Mevcut baskılar görüşümüzü sınırlayabilir.
Günün birinde yiyecek almak üzere eşeğini pazara götüren Nasrettin Hoca ile oğlunun öyküsü; Hoca eşeğin üzerinde giderken, oğlu yürüyormuş. Yoldan geçenler: “Aman Ya rabbi, gayet sağlıklı adam eşeğin üzerinde gidiyor, zavallı çocuk yürüyor” demiş.
Bunun üzerine Hoca oğlunu eşeğe bindirmiş. O zaman etrafındakiler: “Ne büyük saygısızlık. Babası yürüyor, oğlu eşeğe biniyor” demişler.
Bunun üzerine ikisi de eşeğin üzerine binmiş. Gelen-geçen de, “Ne acımasız insanlar-ikisi birden zavallı eşeğin sırtına binmiş”, demişler.
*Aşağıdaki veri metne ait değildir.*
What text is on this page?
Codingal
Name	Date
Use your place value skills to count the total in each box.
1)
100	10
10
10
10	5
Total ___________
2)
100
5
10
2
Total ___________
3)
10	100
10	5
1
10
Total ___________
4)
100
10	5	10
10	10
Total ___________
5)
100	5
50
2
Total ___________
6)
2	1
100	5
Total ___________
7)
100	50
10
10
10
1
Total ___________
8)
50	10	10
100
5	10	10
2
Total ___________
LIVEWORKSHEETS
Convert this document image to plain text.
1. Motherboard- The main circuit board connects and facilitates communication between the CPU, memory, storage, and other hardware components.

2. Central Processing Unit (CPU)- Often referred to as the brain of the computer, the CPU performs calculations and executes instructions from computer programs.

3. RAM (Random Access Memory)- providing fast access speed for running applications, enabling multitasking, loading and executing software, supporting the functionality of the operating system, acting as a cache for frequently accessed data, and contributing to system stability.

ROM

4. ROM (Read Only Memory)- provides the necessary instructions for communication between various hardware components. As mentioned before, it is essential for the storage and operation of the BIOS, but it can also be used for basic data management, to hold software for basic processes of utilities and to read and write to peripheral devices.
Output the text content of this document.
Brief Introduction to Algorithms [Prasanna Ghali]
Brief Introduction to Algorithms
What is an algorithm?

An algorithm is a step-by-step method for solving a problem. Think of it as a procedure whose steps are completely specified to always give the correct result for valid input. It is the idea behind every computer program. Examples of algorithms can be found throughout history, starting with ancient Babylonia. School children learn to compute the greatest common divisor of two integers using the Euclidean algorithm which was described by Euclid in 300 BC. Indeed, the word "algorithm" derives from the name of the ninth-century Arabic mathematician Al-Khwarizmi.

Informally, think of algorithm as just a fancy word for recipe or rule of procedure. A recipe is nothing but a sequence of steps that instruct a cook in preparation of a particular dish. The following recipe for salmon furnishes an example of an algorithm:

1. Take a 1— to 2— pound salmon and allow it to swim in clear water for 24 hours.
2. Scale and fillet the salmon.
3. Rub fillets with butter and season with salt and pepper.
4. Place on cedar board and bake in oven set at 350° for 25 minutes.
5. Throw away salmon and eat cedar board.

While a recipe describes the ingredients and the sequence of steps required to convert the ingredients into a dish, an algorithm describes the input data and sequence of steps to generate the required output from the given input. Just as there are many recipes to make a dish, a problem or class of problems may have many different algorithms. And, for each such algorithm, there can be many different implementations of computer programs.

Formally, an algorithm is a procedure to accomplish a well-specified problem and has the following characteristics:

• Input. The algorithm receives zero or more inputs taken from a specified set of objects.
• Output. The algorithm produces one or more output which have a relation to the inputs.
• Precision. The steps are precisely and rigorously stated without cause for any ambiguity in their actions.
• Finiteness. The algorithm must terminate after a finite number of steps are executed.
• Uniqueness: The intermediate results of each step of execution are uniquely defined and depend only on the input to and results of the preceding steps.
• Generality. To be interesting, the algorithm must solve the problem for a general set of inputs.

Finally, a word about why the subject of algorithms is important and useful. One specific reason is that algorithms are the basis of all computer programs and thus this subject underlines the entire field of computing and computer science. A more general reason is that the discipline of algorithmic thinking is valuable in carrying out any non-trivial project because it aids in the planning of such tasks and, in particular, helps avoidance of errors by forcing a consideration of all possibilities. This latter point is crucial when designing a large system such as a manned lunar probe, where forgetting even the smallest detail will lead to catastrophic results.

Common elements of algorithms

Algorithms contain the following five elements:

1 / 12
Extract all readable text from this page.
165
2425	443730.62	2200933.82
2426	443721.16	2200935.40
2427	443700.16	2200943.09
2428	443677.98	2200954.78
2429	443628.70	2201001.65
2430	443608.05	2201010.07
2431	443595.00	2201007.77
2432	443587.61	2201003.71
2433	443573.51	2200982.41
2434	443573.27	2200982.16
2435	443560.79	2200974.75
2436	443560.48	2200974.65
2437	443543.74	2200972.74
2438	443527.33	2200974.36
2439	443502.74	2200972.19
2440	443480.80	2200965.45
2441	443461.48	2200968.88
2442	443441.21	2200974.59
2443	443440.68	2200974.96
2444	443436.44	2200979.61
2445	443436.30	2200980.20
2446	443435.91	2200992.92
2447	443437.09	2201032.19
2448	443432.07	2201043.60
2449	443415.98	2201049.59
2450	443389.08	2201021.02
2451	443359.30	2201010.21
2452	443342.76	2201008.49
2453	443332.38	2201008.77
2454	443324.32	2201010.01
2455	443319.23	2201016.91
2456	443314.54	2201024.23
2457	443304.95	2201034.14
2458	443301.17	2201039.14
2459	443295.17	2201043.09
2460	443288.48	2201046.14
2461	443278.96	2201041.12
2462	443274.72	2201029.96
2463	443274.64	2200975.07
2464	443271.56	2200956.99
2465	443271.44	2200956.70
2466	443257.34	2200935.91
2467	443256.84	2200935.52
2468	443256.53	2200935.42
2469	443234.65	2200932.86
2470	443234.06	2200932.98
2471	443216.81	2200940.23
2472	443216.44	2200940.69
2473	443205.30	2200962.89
Bunun üzerine ikisi de inip, eşekle beraber yürümeye koyulmuş. İnsanlar: “Ne akilsizlik, sapasağlam eşek boş dururken, ikisi de yürüyor” demişler.
Sonunda gün ilerlemiş, Hoca, oğlu ve eşek pazara varmışlar. Onların gelişini görenler şaşırmış: baba-oğul, eşeği sırtlamışlar taşıyorlarmış!
Nasrettin Hoca gibi biz de duyduğumuz baskılardan o kadar çok etkileniriz ki, nereye ve neden gitmekte olduğumuzu unutabiliriz.